Scandinavian airline SAS on Tuesday announced plans to lay off up to 40 percent of its workforce in Sweden, Denmark and Norway.
SAS said it would “initiate processes to reduce the size of its future workforce by up to 5,000 full-time positions”, as it anticipated it would take years before demand returns to pre-coronavirus levels.
The airline, which furloughed around 90 percent of its staff in mid-March, said the potential layoffs would affect up to 1,900 full-time positions in Sweden, 1,300 in Norway and 1,700 in Denmark. It said it would negotiate solutions with unions and stakeholders in the hope of reducing the number of actual layoffs.
“The workforce in SAS has notice periods with a mean of six months. The uncertainty regarding demand and the time it takes to adapt the organisation means that SAS must act proactively. This gives SAS the flexibility to ramp up the business quickly if demand returns, but also to take further actions if recovery takes longer than currently envisaged,” it said in a statement on Tuesday morning.
“Given the current [travel] restrictions, SAS expects limited activity in the important summer season. In addition, it will most likely take some years before demand returns to the levels seen before Covid-19.”
SAS CEO Rickard Gustafson credited government help, such as for example Sweden’s state support for furloughing workers, with already having saved “thousands of jobs” in the company. But he said SAS needed to look to the future and prepare to adjust its workforce to reduced demand in the wake of the pandemic.

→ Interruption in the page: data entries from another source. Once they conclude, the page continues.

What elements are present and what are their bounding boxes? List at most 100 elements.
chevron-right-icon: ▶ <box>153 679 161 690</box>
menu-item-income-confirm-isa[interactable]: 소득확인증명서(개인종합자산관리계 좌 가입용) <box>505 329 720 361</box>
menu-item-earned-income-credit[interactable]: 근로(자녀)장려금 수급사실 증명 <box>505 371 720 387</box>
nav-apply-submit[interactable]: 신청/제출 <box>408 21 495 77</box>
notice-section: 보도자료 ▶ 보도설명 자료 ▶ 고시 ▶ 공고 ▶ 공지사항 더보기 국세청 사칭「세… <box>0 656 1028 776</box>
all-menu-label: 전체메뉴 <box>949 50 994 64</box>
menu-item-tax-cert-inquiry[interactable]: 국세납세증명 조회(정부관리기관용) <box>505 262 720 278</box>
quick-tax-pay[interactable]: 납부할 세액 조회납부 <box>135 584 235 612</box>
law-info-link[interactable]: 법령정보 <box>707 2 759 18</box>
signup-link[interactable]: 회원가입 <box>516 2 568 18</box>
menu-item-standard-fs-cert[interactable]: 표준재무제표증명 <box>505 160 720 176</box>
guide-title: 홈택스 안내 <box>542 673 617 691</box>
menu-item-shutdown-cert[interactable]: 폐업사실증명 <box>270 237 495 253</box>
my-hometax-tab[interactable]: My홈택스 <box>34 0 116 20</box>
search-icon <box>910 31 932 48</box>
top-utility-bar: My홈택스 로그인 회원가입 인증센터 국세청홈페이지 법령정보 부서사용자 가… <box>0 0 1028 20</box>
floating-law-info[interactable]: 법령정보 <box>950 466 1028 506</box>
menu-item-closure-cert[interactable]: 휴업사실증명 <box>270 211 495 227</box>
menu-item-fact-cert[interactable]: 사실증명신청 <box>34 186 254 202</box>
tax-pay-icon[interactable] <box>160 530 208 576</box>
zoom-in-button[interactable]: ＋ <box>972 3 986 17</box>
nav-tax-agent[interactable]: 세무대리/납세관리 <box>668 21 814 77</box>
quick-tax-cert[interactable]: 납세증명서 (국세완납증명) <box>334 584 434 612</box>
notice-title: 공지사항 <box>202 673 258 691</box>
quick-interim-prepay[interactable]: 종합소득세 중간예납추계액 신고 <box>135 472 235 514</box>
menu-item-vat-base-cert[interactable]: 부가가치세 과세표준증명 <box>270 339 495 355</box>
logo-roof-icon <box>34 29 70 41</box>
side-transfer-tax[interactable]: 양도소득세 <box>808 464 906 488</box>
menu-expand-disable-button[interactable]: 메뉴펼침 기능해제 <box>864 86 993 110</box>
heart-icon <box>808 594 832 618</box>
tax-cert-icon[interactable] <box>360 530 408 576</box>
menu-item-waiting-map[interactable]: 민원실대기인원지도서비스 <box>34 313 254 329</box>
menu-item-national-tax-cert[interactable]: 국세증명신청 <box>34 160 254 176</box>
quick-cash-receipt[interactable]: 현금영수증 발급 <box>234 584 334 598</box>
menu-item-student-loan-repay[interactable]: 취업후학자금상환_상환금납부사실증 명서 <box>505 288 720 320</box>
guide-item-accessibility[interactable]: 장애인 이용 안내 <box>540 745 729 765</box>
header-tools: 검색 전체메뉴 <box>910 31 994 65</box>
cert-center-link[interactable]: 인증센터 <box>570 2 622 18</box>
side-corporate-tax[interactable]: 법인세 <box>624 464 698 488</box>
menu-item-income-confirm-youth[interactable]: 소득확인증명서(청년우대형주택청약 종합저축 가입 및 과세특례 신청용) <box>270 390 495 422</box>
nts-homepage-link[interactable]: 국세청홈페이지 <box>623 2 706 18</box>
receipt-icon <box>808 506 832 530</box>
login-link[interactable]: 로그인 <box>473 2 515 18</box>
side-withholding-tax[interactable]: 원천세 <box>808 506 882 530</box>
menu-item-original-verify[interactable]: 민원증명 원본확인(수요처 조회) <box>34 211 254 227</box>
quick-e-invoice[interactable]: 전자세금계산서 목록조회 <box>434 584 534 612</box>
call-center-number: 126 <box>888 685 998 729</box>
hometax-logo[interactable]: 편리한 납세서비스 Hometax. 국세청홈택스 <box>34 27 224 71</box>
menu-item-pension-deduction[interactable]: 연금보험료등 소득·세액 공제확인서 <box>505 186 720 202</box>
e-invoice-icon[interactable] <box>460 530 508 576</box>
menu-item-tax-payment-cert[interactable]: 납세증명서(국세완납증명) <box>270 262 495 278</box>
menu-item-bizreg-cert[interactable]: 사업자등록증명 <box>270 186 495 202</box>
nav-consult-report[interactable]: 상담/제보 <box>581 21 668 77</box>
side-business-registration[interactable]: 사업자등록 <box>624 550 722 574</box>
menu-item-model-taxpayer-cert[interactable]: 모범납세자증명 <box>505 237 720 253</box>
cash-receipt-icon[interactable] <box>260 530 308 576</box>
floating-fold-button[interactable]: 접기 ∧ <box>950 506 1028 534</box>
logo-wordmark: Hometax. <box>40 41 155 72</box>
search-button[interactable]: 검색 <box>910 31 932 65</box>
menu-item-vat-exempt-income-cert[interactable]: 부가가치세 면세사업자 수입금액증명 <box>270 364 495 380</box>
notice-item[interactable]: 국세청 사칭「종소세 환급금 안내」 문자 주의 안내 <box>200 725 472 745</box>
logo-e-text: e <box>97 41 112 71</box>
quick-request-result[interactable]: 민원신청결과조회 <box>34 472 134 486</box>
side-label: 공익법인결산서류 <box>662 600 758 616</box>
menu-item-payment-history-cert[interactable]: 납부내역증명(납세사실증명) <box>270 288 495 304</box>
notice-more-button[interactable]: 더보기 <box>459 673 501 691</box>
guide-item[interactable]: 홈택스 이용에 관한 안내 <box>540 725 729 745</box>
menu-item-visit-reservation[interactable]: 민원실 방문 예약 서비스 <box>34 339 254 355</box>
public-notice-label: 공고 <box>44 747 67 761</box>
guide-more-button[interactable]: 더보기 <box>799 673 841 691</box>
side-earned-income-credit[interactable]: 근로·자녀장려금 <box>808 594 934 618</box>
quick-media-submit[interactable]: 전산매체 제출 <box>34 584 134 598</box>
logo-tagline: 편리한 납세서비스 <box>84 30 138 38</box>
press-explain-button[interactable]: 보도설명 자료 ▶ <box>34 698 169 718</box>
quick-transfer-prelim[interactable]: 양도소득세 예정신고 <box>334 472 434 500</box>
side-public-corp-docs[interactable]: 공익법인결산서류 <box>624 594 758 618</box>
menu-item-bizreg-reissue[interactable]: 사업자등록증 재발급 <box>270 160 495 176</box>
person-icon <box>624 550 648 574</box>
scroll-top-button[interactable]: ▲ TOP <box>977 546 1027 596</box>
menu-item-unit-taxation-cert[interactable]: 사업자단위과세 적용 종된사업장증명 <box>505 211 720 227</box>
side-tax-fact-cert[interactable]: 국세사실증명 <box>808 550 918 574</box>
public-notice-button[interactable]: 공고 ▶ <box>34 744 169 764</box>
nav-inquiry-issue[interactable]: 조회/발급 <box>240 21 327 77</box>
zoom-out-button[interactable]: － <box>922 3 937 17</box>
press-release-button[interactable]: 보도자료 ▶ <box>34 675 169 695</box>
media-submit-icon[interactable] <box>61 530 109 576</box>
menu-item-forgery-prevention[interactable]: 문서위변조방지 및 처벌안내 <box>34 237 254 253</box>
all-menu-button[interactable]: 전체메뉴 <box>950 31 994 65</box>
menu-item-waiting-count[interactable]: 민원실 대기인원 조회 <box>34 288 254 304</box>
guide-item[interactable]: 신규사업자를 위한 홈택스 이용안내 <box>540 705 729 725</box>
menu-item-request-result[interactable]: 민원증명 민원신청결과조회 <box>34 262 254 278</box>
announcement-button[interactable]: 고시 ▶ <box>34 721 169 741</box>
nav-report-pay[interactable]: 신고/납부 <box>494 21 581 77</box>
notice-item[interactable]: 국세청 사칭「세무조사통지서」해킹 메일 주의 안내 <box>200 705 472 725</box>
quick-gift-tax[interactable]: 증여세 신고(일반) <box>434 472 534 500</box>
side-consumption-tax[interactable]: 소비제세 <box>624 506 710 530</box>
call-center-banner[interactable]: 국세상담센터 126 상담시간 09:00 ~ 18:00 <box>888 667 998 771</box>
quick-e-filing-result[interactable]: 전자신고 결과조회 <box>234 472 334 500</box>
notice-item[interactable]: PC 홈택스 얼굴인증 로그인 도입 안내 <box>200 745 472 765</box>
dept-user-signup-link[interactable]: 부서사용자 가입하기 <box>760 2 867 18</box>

“Covid-19 has created a global crisis for society at large and for the airline industry in particular,” Gustafson told Swedish news agency TT.
Sweden and Denmark, SAS’ two largest shareholders, announced on March 17th they would provide more than 275 million euros in credit guarantees to protect SAS from the economic impact of the crisis.
The airline said on Tuesday it was currently operating only “a very limited domestic network in Norway and Sweden”.